# can goats eat whole corn??



## bree00

can goats have whole corn kernals? or does it have to be cracked and ground?


----------



## Thanatos

They can chew it, but I would crack it JIK, but straight corn can cause some issues with their poo. It loosens it up for some reason :shrug: makes it like cow pies not nice goat berries. As a treat its ok tho.


----------



## goathappy

It is best to crack corn as whole corn does not properly digest in the rumen and can make them very sick.


----------



## toth boer goats

> It is best to crack corn as whole corn does not properly digest in the rumen and can make them very sick.


I have to agree with ....Sarah... :wink: :greengrin:


----------



## bree00

well they already ate it! :worried:


----------



## liz

Then you'll be seeing mushy poop later, corn will upset their bellies if they get too much of it.

Mine would rather have the husks from the ears of sweet corn rather than the cobs themself.


----------



## FunnyRiverFarm

If they didn't eat very much of it they should be fine--I let mine eat dried corn right off the cob sometimes...but I usually break the ear in half and give a half ear to each goat. Mine have never gotten diarrhea or a belly ache from that amount.


----------



## Zarafarm

This what happend with whole corn.

No no they will die 

They will not stand again cause of bloating

They will surely dead. Allmost 10 goats of mine totaly dead..

Its better Corn bran chaff with mixed small amount of water.


----------



## 8566

K - Zarafarm you are confusing ....

You didn't mention if you have meat or dairy goats. I think it makes a difference.

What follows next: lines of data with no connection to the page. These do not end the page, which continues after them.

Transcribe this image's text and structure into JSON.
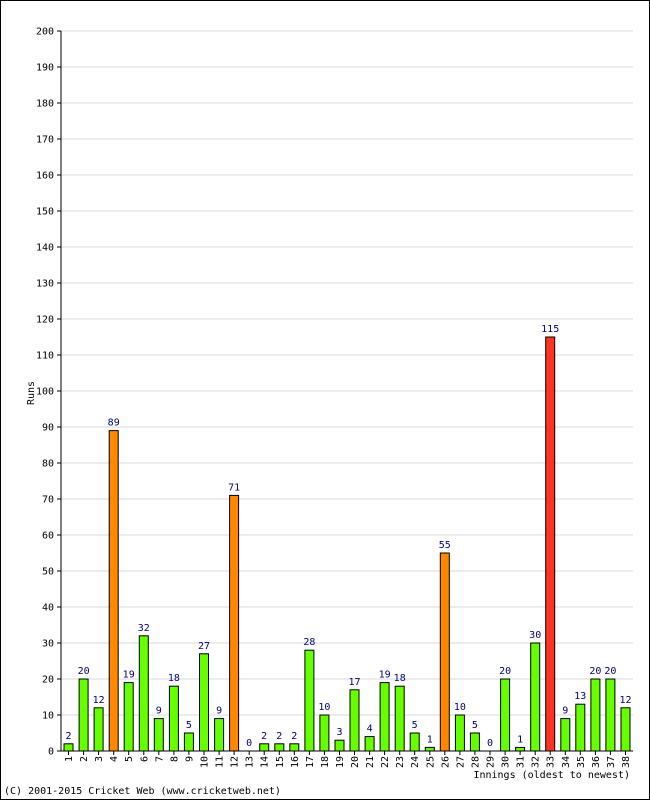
{
  "chart_data": {
    "type": "bar",
    "xlabel": "Innings (oldest to newest)",
    "ylabel": "Runs",
    "ylim": [
      0,
      200
    ],
    "yticks": [
      0,
      10,
      20,
      30,
      40,
      50,
      60,
      70,
      80,
      90,
      100,
      110,
      120,
      130,
      140,
      150,
      160,
      170,
      180,
      190,
      200
    ],
    "grid": true,
    "categories": [
      "1",
      "2",
      "3",
      "4",
      "5",
      "6",
      "7",
      "8",
      "9",
      "10",
      "11",
      "12",
      "13",
      "14",
      "15",
      "16",
      "17",
      "18",
      "19",
      "20",
      "21",
      "22",
      "23",
      "24",
      "25",
      "26",
      "27",
      "28",
      "29",
      "30",
      "31",
      "32",
      "33",
      "34",
      "35",
      "36",
      "37",
      "38"
    ],
    "values": [
      2,
      20,
      12,
      89,
      19,
      32,
      9,
      18,
      5,
      27,
      9,
      71,
      0,
      2,
      2,
      2,
      28,
      10,
      3,
      17,
      4,
      19,
      18,
      5,
      1,
      55,
      10,
      5,
      0,
      20,
      1,
      30,
      115,
      9,
      13,
      20,
      20,
      12
    ],
    "colors": {
      "under_50": "#66ff00",
      "fifty": "#ff8800",
      "hundred": "#ff3322",
      "label": "#000080",
      "grid": "#d8d8d8"
    }
  },
  "footer": {
    "copyright": "(C) 2001-2015 Cricket Web (www.cricketweb.net)"
  }
}
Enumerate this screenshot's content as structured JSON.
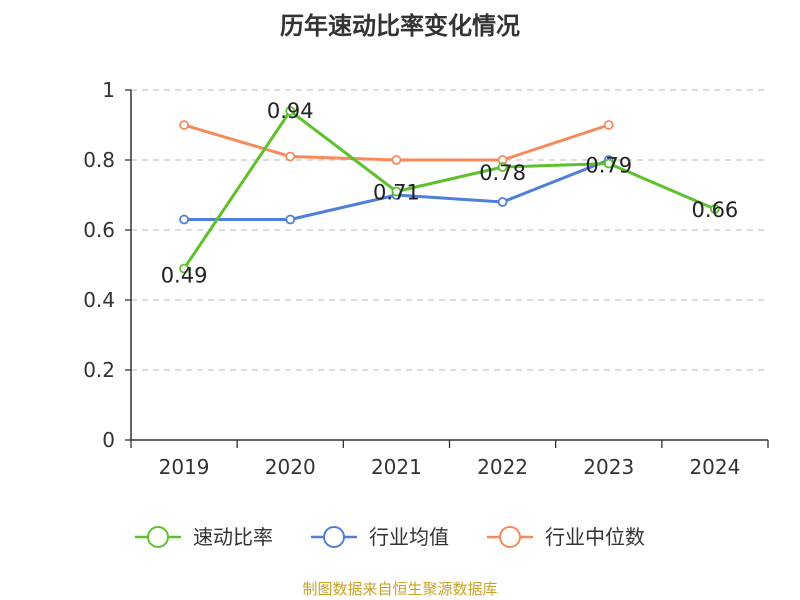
{
  "title": "历年速动比率变化情况",
  "source": "制图数据来自恒生聚源数据库",
  "chart_data": {
    "type": "line",
    "title": "历年速动比率变化情况",
    "x": [
      "2019",
      "2020",
      "2021",
      "2022",
      "2023",
      "2024"
    ],
    "ylim": [
      0,
      1
    ],
    "yticks": [
      "0",
      "0.2",
      "0.4",
      "0.6",
      "0.8",
      "1"
    ],
    "grid": true,
    "legend_position": "bottom",
    "series": [
      {
        "name": "速动比率",
        "color": "#5cc12b",
        "values": [
          0.49,
          0.94,
          0.71,
          0.78,
          0.79,
          0.66
        ],
        "labels": [
          "0.49",
          "0.94",
          "0.71",
          "0.78",
          "0.79",
          "0.66"
        ]
      },
      {
        "name": "行业均值",
        "color": "#4f7fd9",
        "values": [
          0.63,
          0.63,
          0.7,
          0.68,
          0.8,
          null
        ]
      },
      {
        "name": "行业中位数",
        "color": "#f58b5a",
        "values": [
          0.9,
          0.81,
          0.8,
          0.8,
          0.9,
          null
        ]
      }
    ]
  }
}
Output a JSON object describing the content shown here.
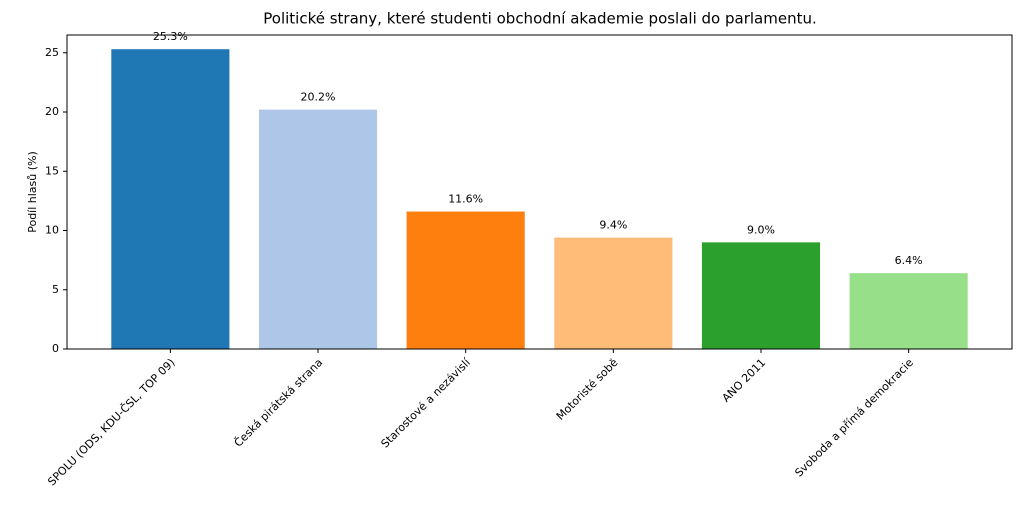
{
  "chart_data": {
    "type": "bar",
    "title": "Politické strany, které studenti obchodní akademie poslali do parlamentu.",
    "ylabel": "Podíl hlasů (%)",
    "categories": [
      "SPOLU (ODS, KDU-ČSL, TOP 09)",
      "Česká pirátská strana",
      "Starostové a nezávislí",
      "Motoristé sobě",
      "ANO 2011",
      "Svoboda a přímá demokracie"
    ],
    "values": [
      25.3,
      20.2,
      11.6,
      9.4,
      9.0,
      6.4
    ],
    "value_labels": [
      "25.3%",
      "20.2%",
      "11.6%",
      "9.4%",
      "9.0%",
      "6.4%"
    ],
    "colors": [
      "#1f77b4",
      "#aec7e8",
      "#ff7f0e",
      "#ffbb78",
      "#2ca02c",
      "#98df8a"
    ],
    "ylim": [
      0,
      26.5
    ],
    "yticks": [
      0,
      5,
      10,
      15,
      20,
      25
    ],
    "grid": false
  }
}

Personally - no corn for my goaties. Upsets their PH too much I think. If I'm feeding to fatten up then I will use a different grain/product. Not to mention I'm on a 'no GMO' kick recently.

HTH,


----------



## Emzi00

Not to mention that this is an old thread..


----------



## Udder Insanity Toggs

My grain mix is a whole grain blend, absolutely no grinding or cracking. I had more issues with cracked blends and pellets than when I switched to a whole blend. Just my expereince though, and I am using the same blend that my mentor has been using for 25 years - I recently purchased her two 4 year olds, a 7 yr old buck, and an 11 and 13 year old does who have been eating this all of their lives. No bloaty goaties here 

Kelly


----------